Nicolas MILTEAU
N°95 ⎜Avril 2004 ⎜5 €
De la période “littéraire” liée aux grands voyages,jusqu’au recueillement dernier dans les coeur du Japon, en passant par l’incontournable entreprise militante, Chris Marker développe “cette Marker’s touch [qui] doit certainnement beaucoup au fait que le cinéaste a l’audace et l’honnêteté de sa subjectivité”. A travers ses différents “film-essais” qui abordent toujours de quelque façon la question de l’altérité – que l’autre soit le pays (souvent lointain), l’animal, l’ami ou l’anonyme -, Marker apporte un témoignage qui tend à l’universel et à l’imtemporel et donne au monde une profondeur où l’espoir laisse place à l’angoisse, où l’avenir s’annonce plus sombre qu’un passé pourtant douloureux. Sur les traces du moujik qui part à la recherche du bonheur dans le film éponyme d’Alexandre Medvedkine, le cinéaste a construit une oeuvre cinématographique continuellement contrainte par le souvenir du passé, l’ambivalence du présent et l’angoisse du futur.

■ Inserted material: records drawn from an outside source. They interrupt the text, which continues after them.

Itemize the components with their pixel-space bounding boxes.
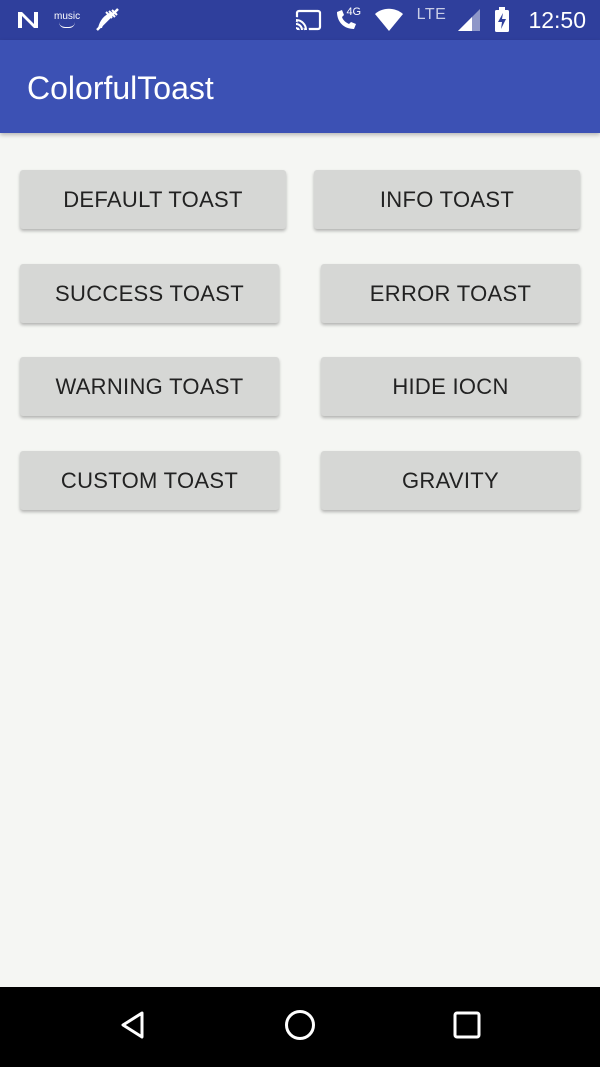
home-button[interactable] <box>280 1007 320 1047</box>
cast-icon <box>294 9 322 31</box>
music-label: music <box>54 11 81 22</box>
status-bar: music 4G LTE 12:50 <box>0 0 600 40</box>
default-toast-button[interactable]: DEFAULT TOAST <box>20 170 286 229</box>
app-bar: ColorfulToast <box>0 40 600 133</box>
recents-button[interactable] <box>447 1007 487 1047</box>
status-clock: 12:50 <box>528 6 586 33</box>
battery-charging-icon <box>494 7 510 33</box>
volte-call-icon: 4G <box>334 6 362 32</box>
status-bar-left: music <box>16 0 120 40</box>
warning-toast-button[interactable]: WARNING TOAST <box>20 357 279 416</box>
wifi-icon <box>374 8 404 32</box>
success-toast-button[interactable]: SUCCESS TOAST <box>20 264 279 323</box>
hide-icon-button[interactable]: HIDE IOCN <box>321 357 580 416</box>
recents-icon <box>452 1010 482 1045</box>
volte-label: 4G <box>346 6 362 18</box>
back-icon <box>117 1009 149 1046</box>
status-bar-right: 4G LTE 12:50 <box>294 0 586 40</box>
error-toast-button[interactable]: ERROR TOAST <box>321 264 580 323</box>
custom-toast-button[interactable]: CUSTOM TOAST <box>20 451 279 510</box>
back-button[interactable] <box>113 1007 153 1047</box>
navigation-bar <box>0 987 600 1067</box>
lte-indicator: LTE <box>416 6 446 24</box>
app-title: ColorfulToast <box>27 70 214 106</box>
n-notification-icon <box>16 10 40 30</box>
home-icon <box>283 1008 317 1047</box>
cell-signal-icon <box>458 8 482 32</box>
no-wifi-call-icon <box>94 8 120 32</box>
info-toast-button[interactable]: INFO TOAST <box>314 170 580 229</box>
amazon-music-icon: music <box>54 12 80 28</box>
gravity-button[interactable]: GRAVITY <box>321 451 580 510</box>
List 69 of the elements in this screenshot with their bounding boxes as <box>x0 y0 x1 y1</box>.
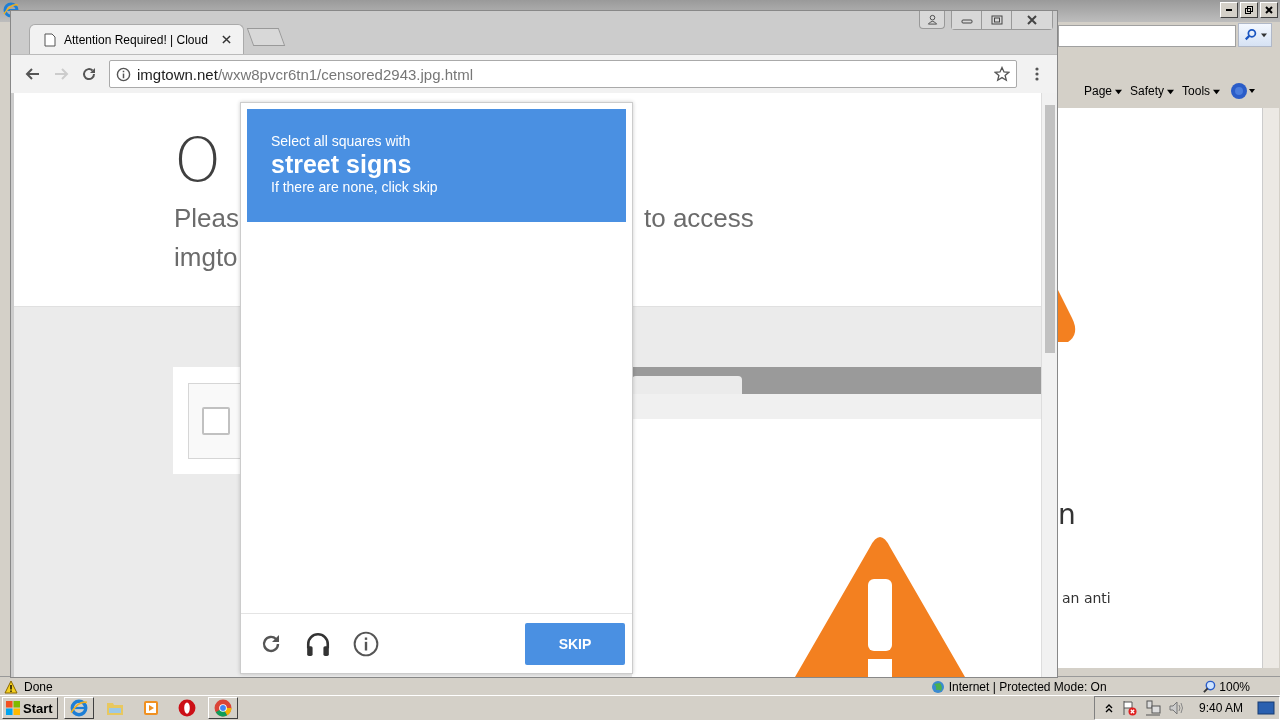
menu-button[interactable]: Safety <box>1130 82 1175 100</box>
subtitle-fragment: to access <box>644 203 754 234</box>
round-logo-icon <box>213 699 232 717</box>
person-icon <box>926 14 938 25</box>
caret-icon <box>1213 87 1221 95</box>
folder-icon <box>105 700 124 716</box>
headphones-icon[interactable] <box>305 630 331 657</box>
heading-fragment: n <box>1058 498 1076 531</box>
help-icon[interactable] <box>1230 82 1257 100</box>
close-icon <box>1264 5 1274 15</box>
e-logo-icon <box>3 2 19 18</box>
info-icon[interactable] <box>116 66 131 82</box>
media-player-icon <box>142 700 159 716</box>
checkbox[interactable] <box>201 406 230 435</box>
menu-icon[interactable] <box>1035 66 1039 82</box>
speaker-icon[interactable] <box>1168 700 1185 716</box>
maximize-button[interactable] <box>982 11 1012 29</box>
instruction-text: Select all squares with <box>271 133 412 149</box>
zoom-button[interactable]: 100% <box>1203 679 1250 694</box>
profile-button[interactable] <box>919 11 945 29</box>
close-icon[interactable] <box>222 35 231 44</box>
network-icon[interactable] <box>1144 700 1161 716</box>
close-icon <box>1026 15 1038 25</box>
minimize-icon <box>960 16 973 24</box>
restore-button[interactable] <box>1240 2 1258 18</box>
subtitle-fragment: Pleas <box>174 203 240 234</box>
scrollbar[interactable] <box>1041 93 1057 677</box>
status-text: Done <box>24 679 53 694</box>
url-text: imgtown.net/wxw8pvcr6tn1/censored2943.jpg.html <box>137 65 474 83</box>
close-button[interactable] <box>1012 11 1052 29</box>
address-bar[interactable]: imgtown.net/wxw8pvcr6tn1/censored2943.jpg.html <box>109 60 1017 88</box>
chevron-up-icon[interactable] <box>1104 703 1113 713</box>
windows-logo-icon <box>5 700 21 716</box>
taskbar-button[interactable] <box>63 697 94 719</box>
start-button[interactable]: Start <box>2 697 58 719</box>
search-field[interactable] <box>1058 25 1236 47</box>
caret-icon <box>1260 32 1267 38</box>
search-icon <box>1243 28 1258 42</box>
security-zone-text: Internet | Protected Mode: On <box>948 679 1107 694</box>
minimize-icon <box>1226 9 1232 11</box>
restore-icon <box>1244 5 1254 15</box>
hint-text: If there are none, click skip <box>271 179 439 195</box>
flag-error-icon[interactable] <box>1120 700 1137 716</box>
clock-text: 9:40 AM <box>1198 701 1243 715</box>
back-arrow-icon[interactable] <box>25 66 41 82</box>
menu-button[interactable]: Tools <box>1182 82 1221 100</box>
subtitle-fragment: imgto <box>174 242 238 273</box>
reload-icon[interactable] <box>81 66 97 82</box>
caret-icon <box>1115 87 1123 95</box>
globe-icon <box>930 679 945 694</box>
star-icon[interactable] <box>994 66 1010 82</box>
page-icon <box>44 32 56 47</box>
menu-button[interactable]: Page <box>1084 82 1123 100</box>
caret-icon <box>1167 87 1175 95</box>
page-heading: O <box>174 125 222 195</box>
close-button[interactable] <box>1260 2 1278 18</box>
browser-tab[interactable]: Attention Required! | Cloud <box>29 24 244 54</box>
warning-icon <box>4 679 18 694</box>
o-logo-icon <box>177 699 196 717</box>
search-button[interactable] <box>1238 23 1272 47</box>
scrollbar[interactable] <box>1262 108 1279 668</box>
text-fragment: an anti <box>1062 590 1111 606</box>
e-logo-icon <box>69 699 88 717</box>
info-icon[interactable] <box>353 630 379 657</box>
desktop-icon[interactable] <box>1257 700 1275 716</box>
target-text: street signs <box>271 149 413 179</box>
zoom-icon <box>1203 680 1217 693</box>
taskbar-button[interactable] <box>207 697 238 719</box>
maximize-icon <box>990 15 1003 25</box>
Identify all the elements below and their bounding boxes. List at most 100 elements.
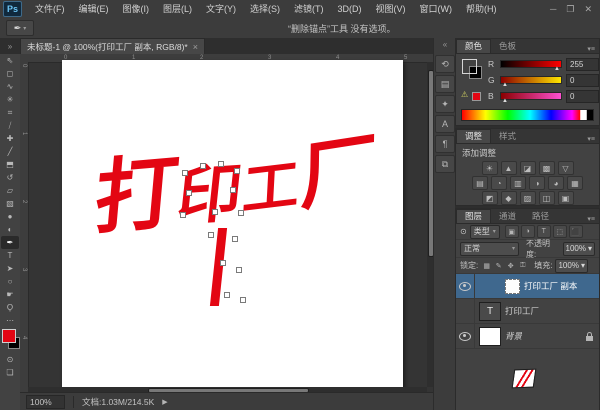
panel-menu-icon[interactable]: ▾≡ <box>587 215 599 223</box>
adjustment-icon[interactable]: ▩ <box>539 161 555 175</box>
character-panel-icon[interactable]: A <box>435 115 455 133</box>
close-button[interactable]: ✕ <box>584 4 592 15</box>
adjustment-icon[interactable]: ◔ <box>491 176 507 190</box>
path-anchor-point[interactable] <box>220 260 226 266</box>
path-anchor-point[interactable] <box>182 170 188 176</box>
adjustment-icon[interactable]: ☀ <box>482 161 498 175</box>
history-brush-tool-icon[interactable]: ↺ <box>1 171 19 184</box>
layers-tab-图层[interactable]: 图层 <box>456 209 491 223</box>
text-layer-thumbnail[interactable]: T <box>479 302 501 321</box>
channel-slider-G[interactable]: ▲ <box>500 76 562 84</box>
layer-thumbnail[interactable] <box>479 327 501 346</box>
visibility-toggle[interactable] <box>456 274 475 298</box>
fill-field[interactable]: 100% ▾ <box>555 259 587 273</box>
canvas[interactable]: 打印工厂 <box>62 60 403 391</box>
path-anchor-point[interactable] <box>232 236 238 242</box>
menu-item-滤镜[interactable]: 滤镜(T) <box>287 1 331 18</box>
menu-item-视图[interactable]: 视图(V) <box>369 1 413 18</box>
minimize-button[interactable]: ─ <box>550 4 556 15</box>
adjustment-icon[interactable]: ▣ <box>558 191 574 205</box>
adjustment-icon[interactable]: ◑ <box>529 176 545 190</box>
adjustment-icon[interactable]: ▥ <box>510 176 526 190</box>
path-anchor-point[interactable] <box>236 267 242 273</box>
blur-tool-icon[interactable]: ● <box>1 210 19 223</box>
filter-pick-icon[interactable]: ⊙ <box>460 227 467 236</box>
path-anchor-point[interactable] <box>240 297 246 303</box>
lock-icon[interactable]: ✥ <box>505 260 516 271</box>
vector-mask-thumbnail[interactable] <box>505 279 520 294</box>
menu-item-文件[interactable]: 文件(F) <box>28 1 72 18</box>
slider-marker[interactable]: ▲ <box>554 66 560 72</box>
path-anchor-point[interactable] <box>224 292 230 298</box>
adjustment-icon[interactable]: ▤ <box>472 176 488 190</box>
channel-value-field[interactable]: 255 <box>566 58 599 71</box>
foreground-color-swatch[interactable] <box>462 59 477 74</box>
document-tab[interactable]: 未标题-1 @ 100%(打印工厂 副本, RGB/8)* × <box>20 38 205 54</box>
paragraph-panel-icon[interactable]: ¶ <box>435 135 455 153</box>
expand-panels-icon[interactable]: « <box>434 38 456 53</box>
quick-mask-icon-icon[interactable]: ⊙ <box>1 353 19 366</box>
adjustment-icon[interactable]: ▦ <box>567 176 583 190</box>
path-anchor-point[interactable] <box>212 209 218 215</box>
path-anchor-point[interactable] <box>180 212 186 218</box>
eyedropper-tool-icon[interactable]: ⧸ <box>1 119 19 132</box>
color-tab-色板[interactable]: 色板 <box>491 40 524 53</box>
styles-panel-icon[interactable]: ▤ <box>435 75 455 93</box>
menu-item-编辑[interactable]: 编辑(E) <box>72 1 116 18</box>
adjustment-icon[interactable]: ◫ <box>539 191 555 205</box>
clone-stamp-tool-icon[interactable]: ⬒ <box>1 158 19 171</box>
screen-mode-icon-icon[interactable]: ❏ <box>1 366 19 379</box>
channel-slider-B[interactable]: ▲ <box>500 92 562 100</box>
path-anchor-point[interactable] <box>200 163 206 169</box>
shape-tool-icon[interactable]: ○ <box>1 275 19 288</box>
foreground-color-swatch[interactable] <box>2 329 16 343</box>
lock-icon[interactable]: ▦ <box>481 260 492 271</box>
menu-item-选择[interactable]: 选择(S) <box>243 1 287 18</box>
filter-kind-dropdown[interactable]: 类型 ▾ <box>470 225 500 239</box>
gamut-color-swatch[interactable] <box>472 92 481 101</box>
maximize-button[interactable]: ❐ <box>566 4 574 15</box>
layers-tab-路径[interactable]: 路径 <box>524 210 557 223</box>
healing-brush-tool-icon[interactable]: ✚ <box>1 132 19 145</box>
type-tool-icon[interactable]: T <box>1 249 19 262</box>
lasso-tool-icon[interactable]: ∿ <box>1 80 19 93</box>
menu-item-窗口[interactable]: 窗口(W) <box>413 1 460 18</box>
path-anchor-point[interactable] <box>234 168 240 174</box>
lock-icon[interactable]: ⚿ <box>517 260 528 271</box>
zoom-tool-icon[interactable]: Ϙ <box>1 301 19 314</box>
layer-filter-icon[interactable]: ▣ <box>505 225 519 238</box>
adjustment-icon[interactable]: ◕ <box>548 176 564 190</box>
layer-row[interactable]: 打印工厂 副本 <box>456 274 599 299</box>
gradient-tool-icon[interactable]: ▧ <box>1 197 19 210</box>
adjustment-icon[interactable]: ◪ <box>520 161 536 175</box>
menu-item-3D[interactable]: 3D(D) <box>331 1 369 18</box>
layer-filter-icon[interactable]: T <box>537 225 551 238</box>
color-swatches[interactable] <box>1 329 19 351</box>
artwork-text[interactable]: 打印工厂 <box>89 147 380 239</box>
layer-filter-icon[interactable]: ⬛ <box>569 225 583 238</box>
clone-source-panel-icon[interactable]: ⧉ <box>435 155 455 173</box>
menu-item-图层[interactable]: 图层(L) <box>156 1 199 18</box>
brush-presets-panel-icon[interactable]: ✦ <box>435 95 455 113</box>
pen-tool-icon[interactable]: ✒ <box>1 236 19 249</box>
path-anchor-point[interactable] <box>230 187 236 193</box>
slider-marker[interactable]: ▲ <box>502 98 508 104</box>
quick-selection-tool-icon[interactable]: ✳ <box>1 93 19 106</box>
color-tab-颜色[interactable]: 颜色 <box>456 39 491 53</box>
opacity-field[interactable]: 100% ▾ <box>563 242 595 256</box>
crop-tool-icon[interactable]: ⌗ <box>1 106 19 119</box>
layer-row[interactable]: T打印工厂 <box>456 299 599 324</box>
eraser-tool-icon[interactable]: ▱ <box>1 184 19 197</box>
slider-marker[interactable]: ▲ <box>502 82 508 88</box>
menu-item-图像[interactable]: 图像(I) <box>116 1 157 18</box>
color-spectrum-ramp[interactable] <box>461 109 594 121</box>
blend-mode-dropdown[interactable]: 正常 ▾ <box>460 242 519 256</box>
edit-toolbar-icon-icon[interactable]: ⋯ <box>1 314 19 327</box>
visibility-toggle[interactable] <box>456 324 475 348</box>
layer-filter-icon[interactable]: ⬚ <box>553 225 567 238</box>
layer-thumbnail[interactable] <box>512 368 537 388</box>
path-anchor-point[interactable] <box>238 210 244 216</box>
lock-icon[interactable]: ✎ <box>493 260 504 271</box>
menu-item-文字[interactable]: 文字(Y) <box>199 1 243 18</box>
path-anchor-point[interactable] <box>208 232 214 238</box>
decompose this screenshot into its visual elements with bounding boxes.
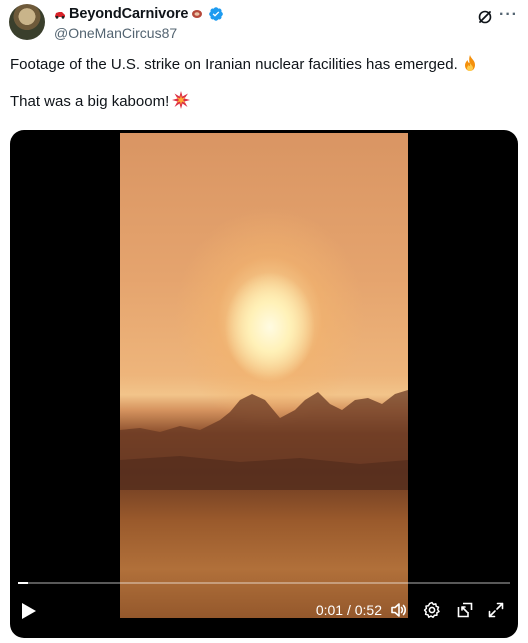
tweet-line-2-text: That was a big kaboom! (10, 93, 170, 110)
tweet-line-2: That was a big kaboom! (10, 91, 520, 112)
meat-icon (192, 10, 203, 18)
author-handle[interactable]: @OneManCircus87 (54, 25, 177, 41)
tweet-header: BeyondCarnivore @OneManCircus87 ··· (54, 4, 528, 44)
play-icon[interactable] (21, 602, 37, 620)
volume-icon[interactable] (390, 601, 408, 619)
sports-car-icon (55, 12, 65, 19)
tweet-line-1: Footage of the U.S. strike on Iranian nu… (10, 54, 520, 75)
fire-emoji-icon (464, 55, 475, 71)
video-progress-fill (18, 582, 28, 584)
verified-badge-icon[interactable] (208, 6, 224, 22)
expand-icon[interactable] (487, 601, 505, 619)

Au croisement de tous les temps, au rapprochement de tous les lieux, l’une des forces remarquables de Marker est dans sa capacité à mesurer, et non pas à réduire, la distance qui existe entre la réalité et sa représentation. Tout comme François Reichenbach s’est demandé en 1966 : “mais que serait le cinéma sans Chris Marker ?”, nous pourrions nous interroger aujourd’hui sur ce que serait notre vision du monde sans cette oeuvre immense et trop souvent méconnue. Tout en proposant les bases d’une utopie, d’un combat dont le mouvement est chose intérieur, qui part du coeur, Marker pose sur l’humanité un regard où la tendresse, la compréhension l’emportent toujours sur la sécheresse des idées du jugement.